Oaxaca City offers several recommendable hostel-style lodgings: Cheapest of all, and also closest in, is artsy-scruffy Plata Gelatina (501 Independencia, tel. 951/514-9391, platagelatina [at] hotmail [dot] com, leviatano [at] hotmail [dot] com, dorms $7 per person, rooms $18 d), just a block west of the zócalo. The location, right in the middle of the downtown action, is the major advantage of Plata Gelatina (Gelatin Plate), so named by the photographer-owner, whose black-and-white gelatin silver plate prints decorate the reception. Upstairs, two dorms—one mixed 10-bed and one female seven-bed—and four stuffy rooms with shared baths provide the lodging options. A pizza oven at street level downstairs also cooks at least one of the rooms upstairs. The bathroom-shower room is decently clean, but is small and probably crowded during times of high occupancy.
Another cheap but decent and relatively close-in choice, two blocks east and five blocks south of the zócalo’s southeast corner, is Hostal Chacahua (Fiallo 803, tel. 951/516-9057, dorms $8 per person, rooms $20 d). This small, clean but bare-bones lodging house in a solid working-class neighborhood offers dorm beds and private rooms.
For more amenities, check out a pair of hostels in the picturesque Los Arquitos neighborhood on the far northwest side of downtown, two blocks west and nine blocks north (15 minutes) from the zócalo’s northwest corner. There you’ll find Hostal Pochón (Calle del Carmen 102, tel. 951/516-1322, hostalpochon [at] yahoo [dot] com, www.hostalpochon.com, dorms $9 per person, rooms $23 d). Owners offer lodging for about 28 guests in six separate four-person dorms and one double room with shared bath.

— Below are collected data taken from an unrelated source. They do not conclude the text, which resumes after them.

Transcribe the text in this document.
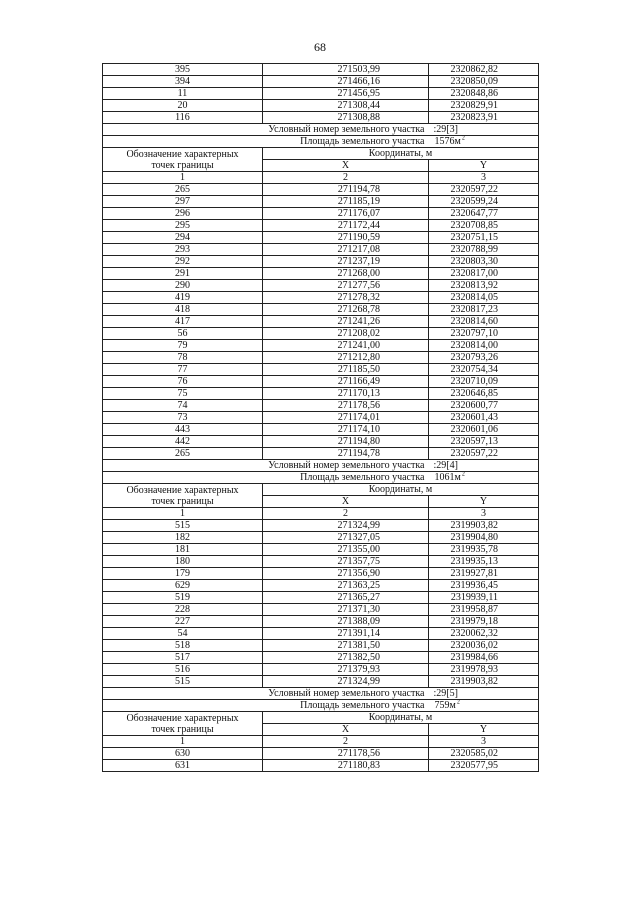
68
395	271503,99	2320862,82
394	271466,16	2320850,09
11	271456,95	2320848,86
20	271308,44	2320829,91
116	271308,88	2320823,91
Условный номер земельного участка		:29[3]
Площадь земельного участка		$1576м^2$
Обозначение характерных
точек границы	Координаты, м	
	X	Y
1	2	3
265	271194,78	2320597,22
297	271185,19	2320599,24
296	271176,07	2320647,77
295	271172,44	2320708,85
294	271190,59	2320751,15
293	271217,08	2320788,99
292	271237,19	2320803,30
291	271268,00	2320817,00
290	271277,56	2320813,92
419	271278,32	2320814,05
418	271268,78	2320817,23
417	271241,26	2320814,60
56	271208,02	2320797,10
79	271241,00	2320814,00
78	271212,80	2320793,26
77	271185,50	2320754,34
76	271166,49	2320710,09
75	271170,13	2320646,85
74	271178,56	2320600,77
73	271174,01	2320601,43
443	271174,10	2320601,06
442	271194,80	2320597,13
265	271194,78	2320597,22
Условный номер земельного участка		:29[4]
Площадь земельного участка		$1061м^2$
Обозначение характерных
точек границы	Координаты, м	
	X	Y
1	2	3
515	271324,99	2319903,82
182	271327,05	2319904,80
181	271355,00	2319935,78
180	271357,75	2319935,13
179	271356,90	2319927,81
629	271363,25	2319936,45
519	271365,27	2319939,11
228	271371,30	2319958,87
227	271388,09	2319979,18
54	271391,14	2320062,32
518	271381,50	2320036,02
517	271382,50	2319984,66
516	271379,93	2319978,93
515	271324,99	2319903,82
Условный номер земельного участка		:29[5]
Площадь земельного участка		$759м^2$
Обозначение характерных
точек границы	Координаты, м	
	X	Y
1	2	3
630	271178,56	2320585,02
631	271180,83	2320577,95
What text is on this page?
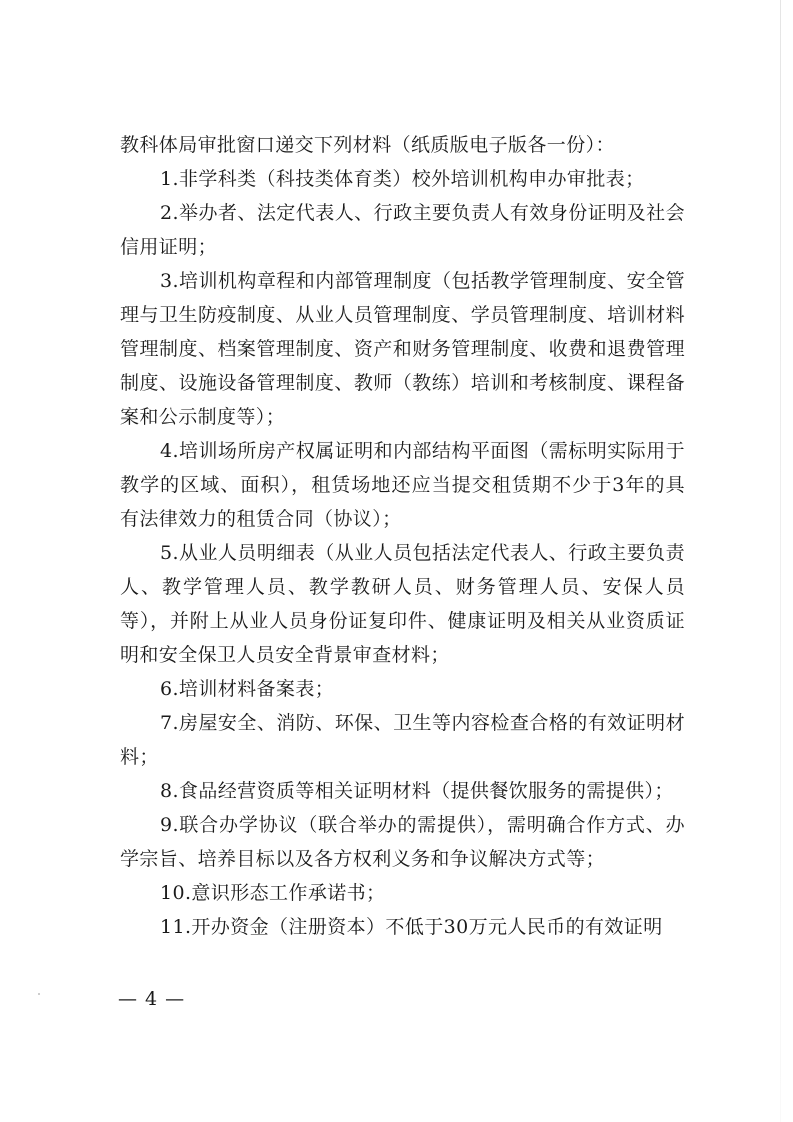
教科体局审批窗口递交下列材料（纸质版电子版各一份）：

1.非学科类（科技类体育类）校外培训机构申办审批表；

2.举办者、法定代表人、行政主要负责人有效身份证明及社会信用证明；

3.培训机构章程和内部管理制度（包括教学管理制度、安全管理与卫生防疫制度、从业人员管理制度、学员管理制度、培训材料管理制度、档案管理制度、资产和财务管理制度、收费和退费管理制度、设施设备管理制度、教师（教练）培训和考核制度、课程备案和公示制度等）；

4.培训场所房产权属证明和内部结构平面图（需标明实际用于教学的区域、面积），租赁场地还应当提交租赁期不少于3年的具有法律效力的租赁合同（协议）；

5.从业人员明细表（从业人员包括法定代表人、行政主要负责人、教学管理人员、教学教研人员、财务管理人员、安保人员等），并附上从业人员身份证复印件、健康证明及相关从业资质证明和安全保卫人员安全背景审查材料；

6.培训材料备案表；

7.房屋安全、消防、环保、卫生等内容检查合格的有效证明材料；

8.食品经营资质等相关证明材料（提供餐饮服务的需提供）；

9.联合办学协议（联合举办的需提供），需明确合作方式、办学宗旨、培养目标以及各方权利义务和争议解决方式等；

10.意识形态工作承诺书；

11.开办资金（注册资本）不低于30万元人民币的有效证明

— 4 —
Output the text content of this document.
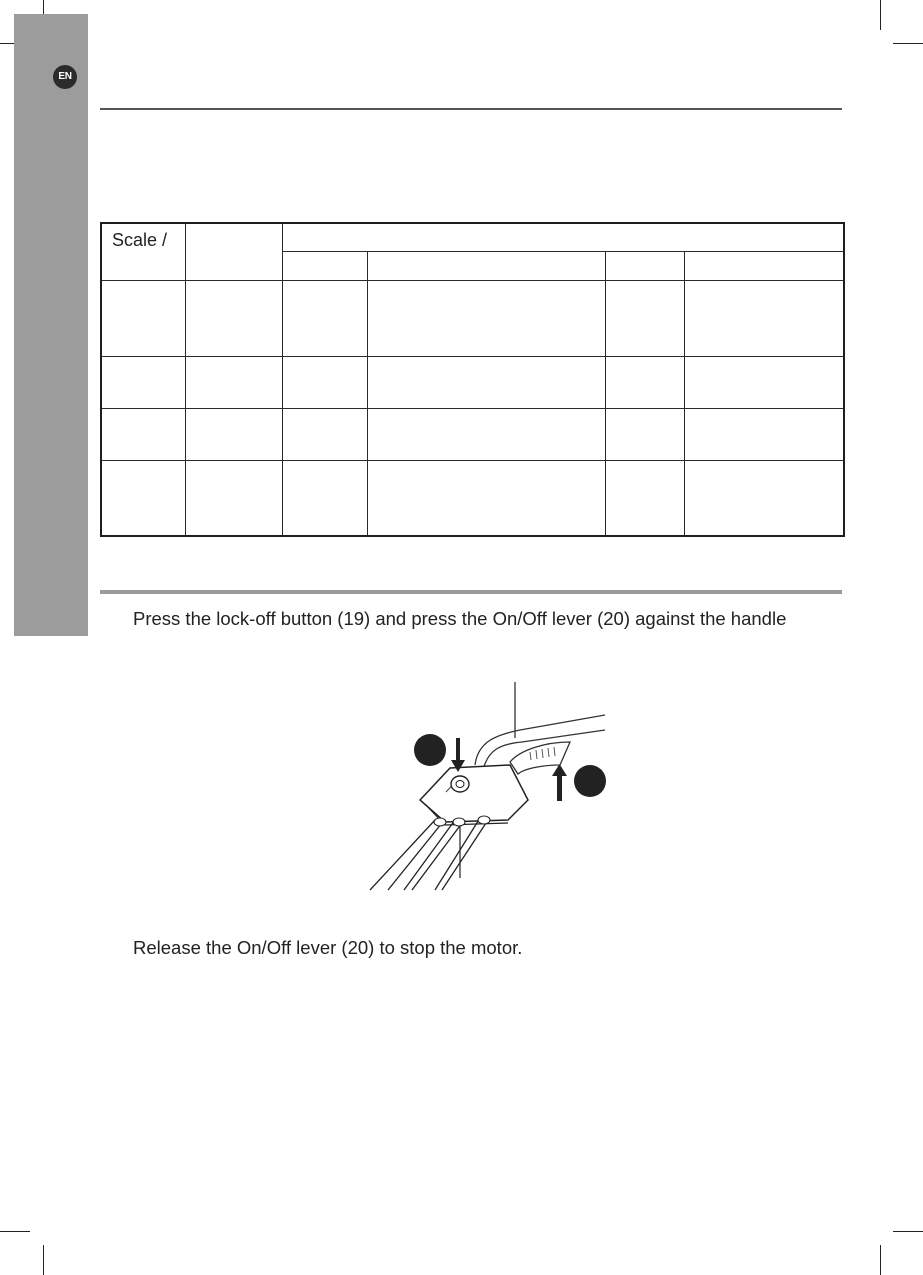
EN
Scale /					

Press the lock-off button (19) and press the On/Off lever (20) against the handle
Release the On/Off lever (20) to stop the motor.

In the same northwest neighborhood is the very worthy Hostal Don Mario (Cosijopi 219, tel./fax 951/514-2012, hostaldonmario [at] hotmail [dot] com, www.posadadonmario.com, dorms $10 per person, rooms with shared bath $15 s, $20 d, $30 t, rooms with private bath $25 s or d), on a quiet side street. Hardworking owner Norma Moran offers ten rooms and a dormitory, tucked around an intimate downstairs patio and an airy upstairs porch, furnished with comfy chairs and couches for reading and relaxing. Breakfast runs $2–4.
The first choice hostel by far is the beautifully restored Paulina Youth Hostel (V. Trujano 321, tel. 951/516-2005, reservations [at] paulinahostel [dot] com, www.paulinahostel.com, dorms $14 per person, rooms $28 s, $30 d, $45 t, $60 q), just three blocks west of the zócalo. Here, owners have created the best of all possible hosteling worlds, with a good cafeteria and inviting, spacious common areas, all within attractive garden grounds. The comfortable, squeaky-clean rooming options include separate male and female dorms and private rooms with shower-baths, all with comfortable orthopedic mattresses, roof terrace, hot water, and hearty breakfast thrown in for free. Get your reservations in early.